Os iranianos abriram a campanha no Grupo G com um empate sem gols contra a Bélgica, com 10 jogadores, no domingo, e um empate contra a Nova Zelândia.
Sua participação na Copa do Mundo era incerta devido a uma guerra com os co-anfitriões do torneio, os Estados Unidos, e seus preparativos foram prejudicados pelo cancelamento de amistosos das seleções adversárias.
“Quero voltar seis meses”, disse ele. “Estivemos em estado de guerra durante seis meses; não tínhamos a nossa liga funcionando.
“Muitas seleções cancelaram seus jogos contra nós. Viemos para a Copa do Mundo em péssimas condições.”
O Irã continua enfrentando obstáculos na Copa do Mundo. Ele mora no México e para seus jogos nos EUA deve voar na véspera do jogo e sair no dia da partida nos termos do seu visto.
O Irã enfrenta o Egito em Seattle na última partida da fase de grupos na sexta-feira e Ghalnoy disse estar esperançoso de poder viajar primeiro para a cidade, embora a situação esteja atualmente sob revisão.
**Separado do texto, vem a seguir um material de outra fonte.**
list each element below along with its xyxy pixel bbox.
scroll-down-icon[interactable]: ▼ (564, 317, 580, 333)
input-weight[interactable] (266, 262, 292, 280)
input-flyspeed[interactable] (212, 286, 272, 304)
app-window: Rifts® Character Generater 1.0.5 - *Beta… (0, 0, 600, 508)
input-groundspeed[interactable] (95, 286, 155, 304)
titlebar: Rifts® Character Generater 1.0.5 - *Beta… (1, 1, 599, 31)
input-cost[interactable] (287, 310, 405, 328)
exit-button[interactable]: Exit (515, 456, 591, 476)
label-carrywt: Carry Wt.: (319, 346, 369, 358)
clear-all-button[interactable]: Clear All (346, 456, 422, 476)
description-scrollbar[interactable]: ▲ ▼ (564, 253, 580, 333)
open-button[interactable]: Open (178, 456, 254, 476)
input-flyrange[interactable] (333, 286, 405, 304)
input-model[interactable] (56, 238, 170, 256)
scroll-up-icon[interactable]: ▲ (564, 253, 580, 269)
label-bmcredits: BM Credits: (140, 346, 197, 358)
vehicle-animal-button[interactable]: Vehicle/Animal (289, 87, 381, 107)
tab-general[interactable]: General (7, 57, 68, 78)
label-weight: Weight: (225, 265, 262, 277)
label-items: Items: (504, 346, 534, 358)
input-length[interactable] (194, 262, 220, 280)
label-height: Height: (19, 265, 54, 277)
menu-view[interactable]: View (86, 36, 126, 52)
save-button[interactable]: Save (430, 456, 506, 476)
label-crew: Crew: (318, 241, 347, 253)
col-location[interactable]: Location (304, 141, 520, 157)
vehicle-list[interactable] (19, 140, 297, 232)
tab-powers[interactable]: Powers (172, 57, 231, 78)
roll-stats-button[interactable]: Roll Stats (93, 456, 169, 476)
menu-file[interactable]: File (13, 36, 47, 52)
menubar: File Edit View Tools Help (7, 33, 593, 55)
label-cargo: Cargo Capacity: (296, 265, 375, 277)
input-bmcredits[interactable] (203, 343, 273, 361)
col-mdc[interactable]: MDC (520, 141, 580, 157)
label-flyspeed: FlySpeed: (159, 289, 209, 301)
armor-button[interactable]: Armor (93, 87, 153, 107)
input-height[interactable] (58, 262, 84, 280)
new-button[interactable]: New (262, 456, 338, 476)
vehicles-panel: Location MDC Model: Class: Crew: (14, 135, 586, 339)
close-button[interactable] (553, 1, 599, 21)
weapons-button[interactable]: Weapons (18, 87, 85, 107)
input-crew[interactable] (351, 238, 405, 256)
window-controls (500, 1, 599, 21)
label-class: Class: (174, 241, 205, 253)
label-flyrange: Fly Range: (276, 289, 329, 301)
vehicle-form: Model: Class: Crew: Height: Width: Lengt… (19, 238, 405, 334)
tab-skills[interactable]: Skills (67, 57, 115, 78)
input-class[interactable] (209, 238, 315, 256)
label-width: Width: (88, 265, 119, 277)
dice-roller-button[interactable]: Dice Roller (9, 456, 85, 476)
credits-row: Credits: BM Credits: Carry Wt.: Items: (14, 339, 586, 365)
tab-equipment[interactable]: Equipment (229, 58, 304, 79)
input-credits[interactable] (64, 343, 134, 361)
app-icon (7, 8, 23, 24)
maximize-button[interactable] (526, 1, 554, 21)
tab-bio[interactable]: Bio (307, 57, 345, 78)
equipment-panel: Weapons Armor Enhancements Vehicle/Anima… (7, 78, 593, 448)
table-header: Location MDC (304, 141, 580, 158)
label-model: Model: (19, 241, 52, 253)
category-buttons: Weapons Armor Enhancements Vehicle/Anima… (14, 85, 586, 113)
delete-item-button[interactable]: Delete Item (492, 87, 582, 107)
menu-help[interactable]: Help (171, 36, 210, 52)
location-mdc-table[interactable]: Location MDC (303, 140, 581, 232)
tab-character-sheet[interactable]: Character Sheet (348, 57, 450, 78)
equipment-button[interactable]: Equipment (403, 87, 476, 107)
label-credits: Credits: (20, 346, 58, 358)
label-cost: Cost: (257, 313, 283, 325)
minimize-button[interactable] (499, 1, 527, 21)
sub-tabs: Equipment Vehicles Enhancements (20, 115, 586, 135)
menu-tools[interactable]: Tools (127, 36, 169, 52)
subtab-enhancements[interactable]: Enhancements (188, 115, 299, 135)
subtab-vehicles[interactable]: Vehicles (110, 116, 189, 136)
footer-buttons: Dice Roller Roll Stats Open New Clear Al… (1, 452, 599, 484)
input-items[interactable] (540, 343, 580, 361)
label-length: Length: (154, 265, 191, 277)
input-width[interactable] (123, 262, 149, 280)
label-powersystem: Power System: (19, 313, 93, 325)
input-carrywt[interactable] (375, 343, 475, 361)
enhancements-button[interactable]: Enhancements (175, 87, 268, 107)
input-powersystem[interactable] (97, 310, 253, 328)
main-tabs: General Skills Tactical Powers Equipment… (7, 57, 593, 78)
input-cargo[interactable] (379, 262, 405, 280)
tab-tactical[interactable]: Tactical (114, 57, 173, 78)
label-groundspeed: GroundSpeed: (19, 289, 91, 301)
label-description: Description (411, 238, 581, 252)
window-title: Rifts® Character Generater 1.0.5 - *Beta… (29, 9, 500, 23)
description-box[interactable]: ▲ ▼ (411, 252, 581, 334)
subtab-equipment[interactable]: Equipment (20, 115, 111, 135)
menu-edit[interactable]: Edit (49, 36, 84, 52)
Uma vitória do Irão levaria a equipa à fase a eliminar, mas Ghalinui diz que os seus jogadores já alcançaram resultados impressionantes, dados os problemas que enfrentaram.
Ele disse ainda que os jogadores que vieram para a Copa do Mundo nestas condições estão de parabéns.
“Tivemos a chance de vencer (contra a Bélgica), mas acho que é uma grande conquista.
“Jogamos duas partidas na Copa do Mundo – tivemos menos de 16 horas para treinar antes do jogo.
“Isso ficará na nossa história do futebol e as gerações futuras pensarão no que alcançámos.”